Quando si parla di lavoro ci sono due paroline magiche che ogni tanto compaiono e scompaiono a seconda della situazioni: si tratta della formazione professionale. Quante volte abbiamo sentito dire che il futuro di un Paese è nella sue capacità di fare formazione, di investire nella conoscenza, di riqualificare i lavoratori per garantirgli un lavoro? Quante volte abbiamo sentito a tal proposito richiedere sempre più soldi da investire? Tante volte, forse troppe.

Ogni tanto, però, vengono fuori i numeri della formazione professionale in Italia che ci dicono qual è la realtà vera e non quella fantasticata. Da una recente indagine dell’Isfol, l’organismo che fa capo al Ministero del lavoro e che si occupa del monitoraggio della formazione in Italia, emergono tante cose, ma una in particolare salta all’occhio.

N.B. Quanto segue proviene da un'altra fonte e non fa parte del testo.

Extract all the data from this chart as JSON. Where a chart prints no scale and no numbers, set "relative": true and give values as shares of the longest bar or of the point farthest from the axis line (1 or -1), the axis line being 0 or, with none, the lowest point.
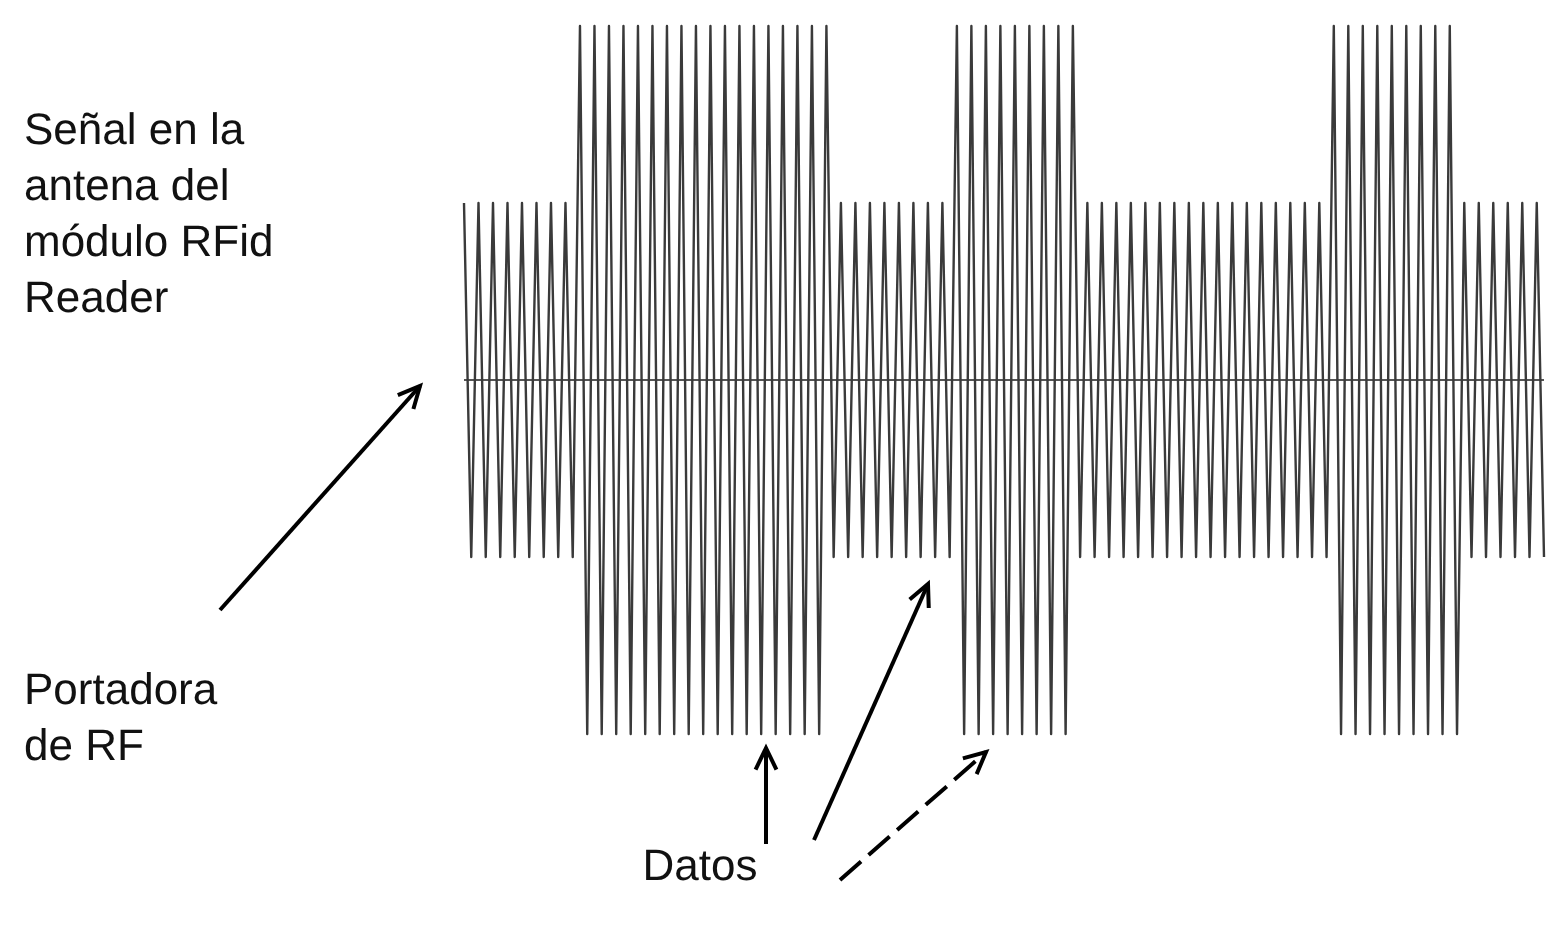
{
  "chart_data": {
    "type": "line",
    "relative": true,
    "color": "#3a3a3a",
    "marker": "none",
    "line_style": "solid",
    "categories": [
      null,
      null,
      null,
      null,
      null,
      null,
      null,
      null,
      null,
      null,
      null,
      null,
      null,
      null,
      null,
      null,
      null,
      null,
      null,
      null,
      null,
      null,
      null,
      null,
      null,
      null,
      null,
      null,
      null,
      null,
      null,
      null,
      null,
      null,
      null,
      null,
      null,
      null,
      null,
      null,
      null,
      null,
      null,
      null,
      null,
      null,
      null,
      null,
      null,
      null,
      null,
      null,
      null,
      null,
      null,
      null,
      null,
      null,
      null,
      null,
      null,
      null,
      null,
      null,
      null,
      null,
      null,
      null,
      null,
      null,
      null,
      null,
      null,
      null,
      null,
      null,
      null,
      null,
      null,
      null,
      null,
      null,
      null,
      null,
      null,
      null,
      null,
      null,
      null,
      null,
      null,
      null,
      null,
      null,
      null,
      null,
      null,
      null,
      null,
      null,
      null,
      null,
      null,
      null,
      null,
      null,
      null,
      null,
      null,
      null,
      null,
      null,
      null,
      null,
      null,
      null,
      null,
      null,
      null,
      null,
      null,
      null,
      null,
      null,
      null,
      null,
      null,
      null,
      null,
      null,
      null,
      null,
      null,
      null,
      null,
      null,
      null,
      null,
      null,
      null,
      null,
      null,
      null,
      null,
      null,
      null,
      null,
      null,
      null,
      null
    ],
    "values": [
      0.5,
      -0.5,
      0.5,
      -0.5,
      0.5,
      -0.5,
      0.5,
      -0.5,
      0.5,
      -0.5,
      0.5,
      -0.5,
      0.5,
      -0.5,
      0.5,
      -0.5,
      1,
      -1,
      1,
      -1,
      1,
      -1,
      1,
      -1,
      1,
      -1,
      1,
      -1,
      1,
      -1,
      1,
      -1,
      1,
      -1,
      1,
      -1,
      1,
      -1,
      1,
      -1,
      1,
      -1,
      1,
      -1,
      1,
      -1,
      1,
      -1,
      1,
      -1,
      1,
      -0.5,
      0.5,
      -0.5,
      0.5,
      -0.5,
      0.5,
      -0.5,
      0.5,
      -0.5,
      0.5,
      -0.5,
      0.5,
      -0.5,
      0.5,
      -0.5,
      0.5,
      -0.5,
      1,
      -1,
      1,
      -1,
      1,
      -1,
      1,
      -1,
      1,
      -1,
      1,
      -1,
      1,
      -1,
      1,
      -1,
      1,
      -0.5,
      0.5,
      -0.5,
      0.5,
      -0.5,
      0.5,
      -0.5,
      0.5,
      -0.5,
      0.5,
      -0.5,
      0.5,
      -0.5,
      0.5,
      -0.5,
      0.5,
      -0.5,
      0.5,
      -0.5,
      0.5,
      -0.5,
      0.5,
      -0.5,
      0.5,
      -0.5,
      0.5,
      -0.5,
      0.5,
      -0.5,
      0.5,
      -0.5,
      0.5,
      -0.5,
      0.5,
      -0.5,
      1,
      -1,
      1,
      -1,
      1,
      -1,
      1,
      -1,
      1,
      -1,
      1,
      -1,
      1,
      -1,
      1,
      -1,
      1,
      -1,
      0.5,
      -0.5,
      0.5,
      -0.5,
      0.5,
      -0.5,
      0.5,
      -0.5,
      0.5,
      -0.5,
      0.5,
      -0.5
    ],
    "annotations": [
      "Señal en la antena del módulo RFid Reader",
      "Portadora de RF",
      "Datos"
    ]
  }
}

Su 40 mila corsi di formazione professionale regionali realizzati con i soldi pubblici e che hanno coinvolto 670 mila allievi, il 70 % circa dei corsi erogati hanno riguardato due argomenti: informatica di base e sicurezza sul lavoro! Nello specifico, il 37,4% dei corsi ha riguardato l’informatica di base e il 29,1% la sicurezza sul lavoro.

Non ci siamo. La formazione professionale ha senso se permette di acquisire competenze e conoscenze utili e finalizzate ad apprendere un mestiere, una professione, oppure a rafforzare il proprio bagaglio di conoscenze. Ogni anno il rapporto Excelsior ci dice che mancano all’appello circa 100 mila occasioni di lavoro per mancanza di persone qualificate. Ebbene, i soldi della formazione professionale dovrebbero essere spesi per realizzare percorsi di formazione verso questi lavori che garantirebbero un’occupazione. La realtà, invece, è quella appena vista. Milioni di euro buttati, nella maggioranza dei casi in corsi di scarso valore.

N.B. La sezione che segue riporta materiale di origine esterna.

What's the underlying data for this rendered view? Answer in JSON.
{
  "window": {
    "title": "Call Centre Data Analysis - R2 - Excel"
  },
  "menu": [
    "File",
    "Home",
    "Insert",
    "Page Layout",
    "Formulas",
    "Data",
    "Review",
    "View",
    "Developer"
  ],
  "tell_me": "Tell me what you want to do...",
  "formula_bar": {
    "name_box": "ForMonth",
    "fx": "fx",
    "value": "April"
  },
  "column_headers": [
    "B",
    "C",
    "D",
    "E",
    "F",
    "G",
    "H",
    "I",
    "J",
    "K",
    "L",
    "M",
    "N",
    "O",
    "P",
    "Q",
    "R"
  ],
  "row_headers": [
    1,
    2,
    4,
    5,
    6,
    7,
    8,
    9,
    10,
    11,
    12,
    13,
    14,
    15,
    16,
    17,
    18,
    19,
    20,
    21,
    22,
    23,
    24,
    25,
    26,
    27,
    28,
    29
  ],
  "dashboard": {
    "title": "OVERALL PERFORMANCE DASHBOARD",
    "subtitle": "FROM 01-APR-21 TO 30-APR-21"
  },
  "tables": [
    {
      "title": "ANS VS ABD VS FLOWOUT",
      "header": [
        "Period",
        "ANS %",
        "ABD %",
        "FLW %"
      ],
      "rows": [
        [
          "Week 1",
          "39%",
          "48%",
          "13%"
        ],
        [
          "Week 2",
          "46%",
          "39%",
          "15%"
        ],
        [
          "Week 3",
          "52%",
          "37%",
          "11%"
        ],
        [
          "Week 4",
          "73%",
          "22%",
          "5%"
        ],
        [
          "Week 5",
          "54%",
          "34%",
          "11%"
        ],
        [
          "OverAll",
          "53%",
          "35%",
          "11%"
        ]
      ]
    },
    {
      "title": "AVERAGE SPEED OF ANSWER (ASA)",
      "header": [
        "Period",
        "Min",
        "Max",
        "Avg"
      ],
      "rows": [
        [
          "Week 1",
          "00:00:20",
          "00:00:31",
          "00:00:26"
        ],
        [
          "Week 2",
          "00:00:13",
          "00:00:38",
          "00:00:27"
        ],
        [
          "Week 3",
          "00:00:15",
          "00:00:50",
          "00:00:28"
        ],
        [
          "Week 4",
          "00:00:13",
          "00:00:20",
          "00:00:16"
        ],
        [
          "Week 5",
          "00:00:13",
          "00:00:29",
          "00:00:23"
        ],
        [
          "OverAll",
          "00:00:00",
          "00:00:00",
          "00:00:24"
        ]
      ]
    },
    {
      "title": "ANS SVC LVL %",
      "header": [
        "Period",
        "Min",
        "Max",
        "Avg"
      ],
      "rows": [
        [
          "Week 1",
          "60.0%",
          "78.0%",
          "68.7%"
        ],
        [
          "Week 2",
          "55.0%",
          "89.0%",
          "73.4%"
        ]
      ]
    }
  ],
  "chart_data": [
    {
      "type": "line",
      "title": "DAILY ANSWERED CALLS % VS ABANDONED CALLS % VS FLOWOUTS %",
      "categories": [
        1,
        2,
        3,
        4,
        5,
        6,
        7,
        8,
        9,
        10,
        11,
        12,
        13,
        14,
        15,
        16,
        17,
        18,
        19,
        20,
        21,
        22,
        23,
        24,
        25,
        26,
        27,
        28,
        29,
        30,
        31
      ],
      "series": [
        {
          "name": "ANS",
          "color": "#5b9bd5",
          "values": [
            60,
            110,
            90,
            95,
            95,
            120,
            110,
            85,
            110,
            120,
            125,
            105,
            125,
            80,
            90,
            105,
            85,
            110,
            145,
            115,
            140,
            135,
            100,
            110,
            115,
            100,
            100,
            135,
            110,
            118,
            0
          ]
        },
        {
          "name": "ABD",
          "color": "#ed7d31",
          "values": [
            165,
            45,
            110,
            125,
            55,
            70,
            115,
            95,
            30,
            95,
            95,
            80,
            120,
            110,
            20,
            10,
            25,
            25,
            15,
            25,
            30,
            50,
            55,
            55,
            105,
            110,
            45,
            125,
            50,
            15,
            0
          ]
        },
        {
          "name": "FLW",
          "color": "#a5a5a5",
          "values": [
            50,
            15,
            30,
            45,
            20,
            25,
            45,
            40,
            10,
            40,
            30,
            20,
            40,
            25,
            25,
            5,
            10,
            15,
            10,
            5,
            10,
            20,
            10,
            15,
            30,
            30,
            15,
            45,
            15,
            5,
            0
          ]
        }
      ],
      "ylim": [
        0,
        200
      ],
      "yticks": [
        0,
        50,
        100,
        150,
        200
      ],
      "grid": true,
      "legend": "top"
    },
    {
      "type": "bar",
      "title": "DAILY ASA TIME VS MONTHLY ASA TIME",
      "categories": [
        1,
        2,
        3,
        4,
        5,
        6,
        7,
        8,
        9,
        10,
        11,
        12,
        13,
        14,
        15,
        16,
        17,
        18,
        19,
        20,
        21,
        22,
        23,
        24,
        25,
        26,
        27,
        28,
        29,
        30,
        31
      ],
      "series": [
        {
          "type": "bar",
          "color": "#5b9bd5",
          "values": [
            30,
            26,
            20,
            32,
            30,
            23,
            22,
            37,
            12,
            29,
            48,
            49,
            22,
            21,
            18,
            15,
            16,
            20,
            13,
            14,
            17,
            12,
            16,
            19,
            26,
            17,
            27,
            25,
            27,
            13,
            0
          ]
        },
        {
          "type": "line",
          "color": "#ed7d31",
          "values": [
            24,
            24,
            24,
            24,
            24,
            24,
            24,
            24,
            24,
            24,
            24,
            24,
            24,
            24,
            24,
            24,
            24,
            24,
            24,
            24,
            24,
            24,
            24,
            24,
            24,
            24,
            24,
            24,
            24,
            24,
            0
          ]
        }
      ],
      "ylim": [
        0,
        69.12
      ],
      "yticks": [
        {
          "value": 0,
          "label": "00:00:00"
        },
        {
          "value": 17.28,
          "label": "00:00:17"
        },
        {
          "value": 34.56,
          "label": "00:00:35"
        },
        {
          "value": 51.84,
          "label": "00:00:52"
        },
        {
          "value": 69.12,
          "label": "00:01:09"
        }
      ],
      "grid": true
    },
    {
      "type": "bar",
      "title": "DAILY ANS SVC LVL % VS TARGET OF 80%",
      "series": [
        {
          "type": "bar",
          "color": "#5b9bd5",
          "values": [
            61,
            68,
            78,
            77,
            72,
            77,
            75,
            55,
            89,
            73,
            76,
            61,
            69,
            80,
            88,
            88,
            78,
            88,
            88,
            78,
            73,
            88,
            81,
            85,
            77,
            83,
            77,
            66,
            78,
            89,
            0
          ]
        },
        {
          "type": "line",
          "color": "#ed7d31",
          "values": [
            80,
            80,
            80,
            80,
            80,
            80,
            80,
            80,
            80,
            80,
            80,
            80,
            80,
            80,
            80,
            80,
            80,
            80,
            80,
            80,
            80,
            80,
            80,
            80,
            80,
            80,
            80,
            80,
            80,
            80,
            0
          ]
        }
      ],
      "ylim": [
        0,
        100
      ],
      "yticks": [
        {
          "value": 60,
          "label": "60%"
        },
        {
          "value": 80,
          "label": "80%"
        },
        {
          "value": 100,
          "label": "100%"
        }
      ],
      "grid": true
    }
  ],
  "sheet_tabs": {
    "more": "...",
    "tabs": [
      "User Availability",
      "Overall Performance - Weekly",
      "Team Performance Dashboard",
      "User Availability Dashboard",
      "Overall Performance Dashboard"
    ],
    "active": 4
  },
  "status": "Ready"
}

Ma è così difficile fare una formazione coerente con le richiedete del mercato del lavoro? E’ impossibile indirizzare corsi e risorse verso competenze e professionalità spendibili per la propria occupabilità? Qualche settimana fa sono stati resi noti i risultati di un dossier realizzato da McKinsey su otto paesi dell’UE, dal titolo: “il viaggio tempestoso dell’Europa dall’educazione al lavoro”. L’Italia risulta all’ultimo posto per la capacità delle aziende di trovare i lavoratori giusti e con le competenze richieste. Questa difficoltà è riscontrata nel 47 per cento degli imprenditori intervistati. Un’ecatombe! Se la nostra formazione professionale continua a funzionare come abbiamo visto, tutto si spiega.

Ho un grande timore: tra quest’anno e il 2015 il piano garanzia giovani finanziato dall’UE prevede per l’Italia 1,5 miliardi. Che fine faranno questi soldi che servirebbero per trovare un lavoro o realizzare un corso di formazione adeguato ai giovani sotto i 24 anni?

Siamo all’alba di un nuovo Governo. La speranza è che almeno sui temi del lavoro i fatti facciano più rumore degli slogan.